Nabard has stated that the expansionary impact of goods and services tax (GST) rate rationalisation announced in September, 3, 2025 and the subsequent festival season, was visible in the November 2025 round survey results, when 79.2% of rural households had reported increased consumption expenditure in the last one year, highest since survey commenced.

The survey which was conducted during last week of December, 2025 and first week of January, 2026,  noted in the next one quarter, the percentage of households expecting income and employment situation to improve fell to their lowest respective levels at 46.4% among all rounds of the survey conducted since September, 2024.

Deflation Paradox

With the softening of food prices over successive  months, a section of the rural households seems to have increased the share of their total monthly consumption devoted to food. 

The survey stated that the overall share of food in monthly consumption expenditure rose to 55.5%, which is the highest in all the rounds of bi-monthly surveys.

Retail food inflation in India remained in the negative zone (deflation) for the seventh consecutive month in December at (–) 2.71% year-on-year, largely due to high base effect and fall in prices of vegetables and pulses.

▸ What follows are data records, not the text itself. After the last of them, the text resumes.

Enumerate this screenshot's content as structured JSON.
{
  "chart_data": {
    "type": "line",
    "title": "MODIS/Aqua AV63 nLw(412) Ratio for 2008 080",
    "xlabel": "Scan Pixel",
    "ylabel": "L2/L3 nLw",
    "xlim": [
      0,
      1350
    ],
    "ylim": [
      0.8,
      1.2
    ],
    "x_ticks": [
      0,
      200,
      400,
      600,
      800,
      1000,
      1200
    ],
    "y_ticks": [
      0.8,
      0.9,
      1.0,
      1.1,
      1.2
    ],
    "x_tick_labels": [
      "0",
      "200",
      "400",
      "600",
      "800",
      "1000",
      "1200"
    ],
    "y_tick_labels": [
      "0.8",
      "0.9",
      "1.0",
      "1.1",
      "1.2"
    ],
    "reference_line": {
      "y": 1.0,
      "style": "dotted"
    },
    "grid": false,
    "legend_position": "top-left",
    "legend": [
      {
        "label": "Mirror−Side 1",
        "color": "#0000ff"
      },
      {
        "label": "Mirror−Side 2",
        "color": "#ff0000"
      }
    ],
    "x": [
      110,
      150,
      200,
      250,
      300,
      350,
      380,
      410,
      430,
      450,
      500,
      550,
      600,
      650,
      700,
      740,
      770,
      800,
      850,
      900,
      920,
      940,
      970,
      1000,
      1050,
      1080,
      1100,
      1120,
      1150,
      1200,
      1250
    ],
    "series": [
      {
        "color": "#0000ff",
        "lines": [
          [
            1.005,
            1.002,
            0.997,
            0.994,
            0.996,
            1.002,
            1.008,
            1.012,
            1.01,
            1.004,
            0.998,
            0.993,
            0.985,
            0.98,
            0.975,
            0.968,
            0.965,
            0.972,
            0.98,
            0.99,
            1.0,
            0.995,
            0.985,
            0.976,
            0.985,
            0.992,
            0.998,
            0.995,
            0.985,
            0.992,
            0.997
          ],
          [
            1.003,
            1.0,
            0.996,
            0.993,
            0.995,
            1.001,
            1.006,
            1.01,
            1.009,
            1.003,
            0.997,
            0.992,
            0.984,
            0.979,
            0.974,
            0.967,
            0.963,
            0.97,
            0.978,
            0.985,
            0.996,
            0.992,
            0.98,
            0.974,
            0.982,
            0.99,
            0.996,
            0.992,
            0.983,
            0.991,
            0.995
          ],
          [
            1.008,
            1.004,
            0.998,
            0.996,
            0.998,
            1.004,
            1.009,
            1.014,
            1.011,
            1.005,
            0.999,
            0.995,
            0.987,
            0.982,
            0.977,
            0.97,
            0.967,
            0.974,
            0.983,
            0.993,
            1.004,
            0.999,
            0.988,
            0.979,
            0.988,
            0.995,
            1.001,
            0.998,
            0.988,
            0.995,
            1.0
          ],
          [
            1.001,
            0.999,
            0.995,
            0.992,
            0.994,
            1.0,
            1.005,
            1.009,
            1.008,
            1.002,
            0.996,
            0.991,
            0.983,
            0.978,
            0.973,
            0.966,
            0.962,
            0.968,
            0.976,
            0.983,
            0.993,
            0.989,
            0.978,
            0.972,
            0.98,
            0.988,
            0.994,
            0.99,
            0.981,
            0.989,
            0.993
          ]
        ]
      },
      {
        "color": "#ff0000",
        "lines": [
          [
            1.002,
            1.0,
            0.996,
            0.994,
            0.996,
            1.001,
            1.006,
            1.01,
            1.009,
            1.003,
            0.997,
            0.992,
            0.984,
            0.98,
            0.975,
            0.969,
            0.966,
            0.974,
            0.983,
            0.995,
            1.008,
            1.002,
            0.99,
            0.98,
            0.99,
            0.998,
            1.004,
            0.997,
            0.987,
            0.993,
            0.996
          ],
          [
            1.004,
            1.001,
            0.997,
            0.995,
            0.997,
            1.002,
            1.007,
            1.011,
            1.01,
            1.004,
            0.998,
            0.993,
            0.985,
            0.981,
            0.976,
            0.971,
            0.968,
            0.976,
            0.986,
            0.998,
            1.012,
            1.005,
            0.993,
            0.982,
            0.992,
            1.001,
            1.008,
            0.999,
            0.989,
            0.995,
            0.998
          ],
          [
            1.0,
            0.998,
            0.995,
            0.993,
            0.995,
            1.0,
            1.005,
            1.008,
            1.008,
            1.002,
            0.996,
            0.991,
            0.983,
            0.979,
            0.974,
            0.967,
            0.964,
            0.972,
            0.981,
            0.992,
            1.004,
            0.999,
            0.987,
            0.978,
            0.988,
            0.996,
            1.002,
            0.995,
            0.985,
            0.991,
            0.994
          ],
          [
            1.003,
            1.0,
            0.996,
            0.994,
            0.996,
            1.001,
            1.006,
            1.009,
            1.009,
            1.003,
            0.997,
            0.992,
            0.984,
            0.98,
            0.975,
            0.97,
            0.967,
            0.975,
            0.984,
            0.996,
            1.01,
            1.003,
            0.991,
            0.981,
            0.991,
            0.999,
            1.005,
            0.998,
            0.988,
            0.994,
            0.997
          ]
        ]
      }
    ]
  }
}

On the aspect of rural inflation, the highest percentage of households (87.6%) reported in the latest round of the survey that current inflation as experienced by them has been at or below 5%.

“Close to 55% of the respondents reported taking recourse exclusively to formal sources of credit. Moreover, even when they borrow from informal sources, more than half of such informal borrowings are from friends and relatives”, Nabard has stated.

While the average interest rate on informal credit has been sticky at around 17-18 % , more than one-fourth of the households that borrow from informal sources pay no interest, which could be because they take such loans from friends and relatives.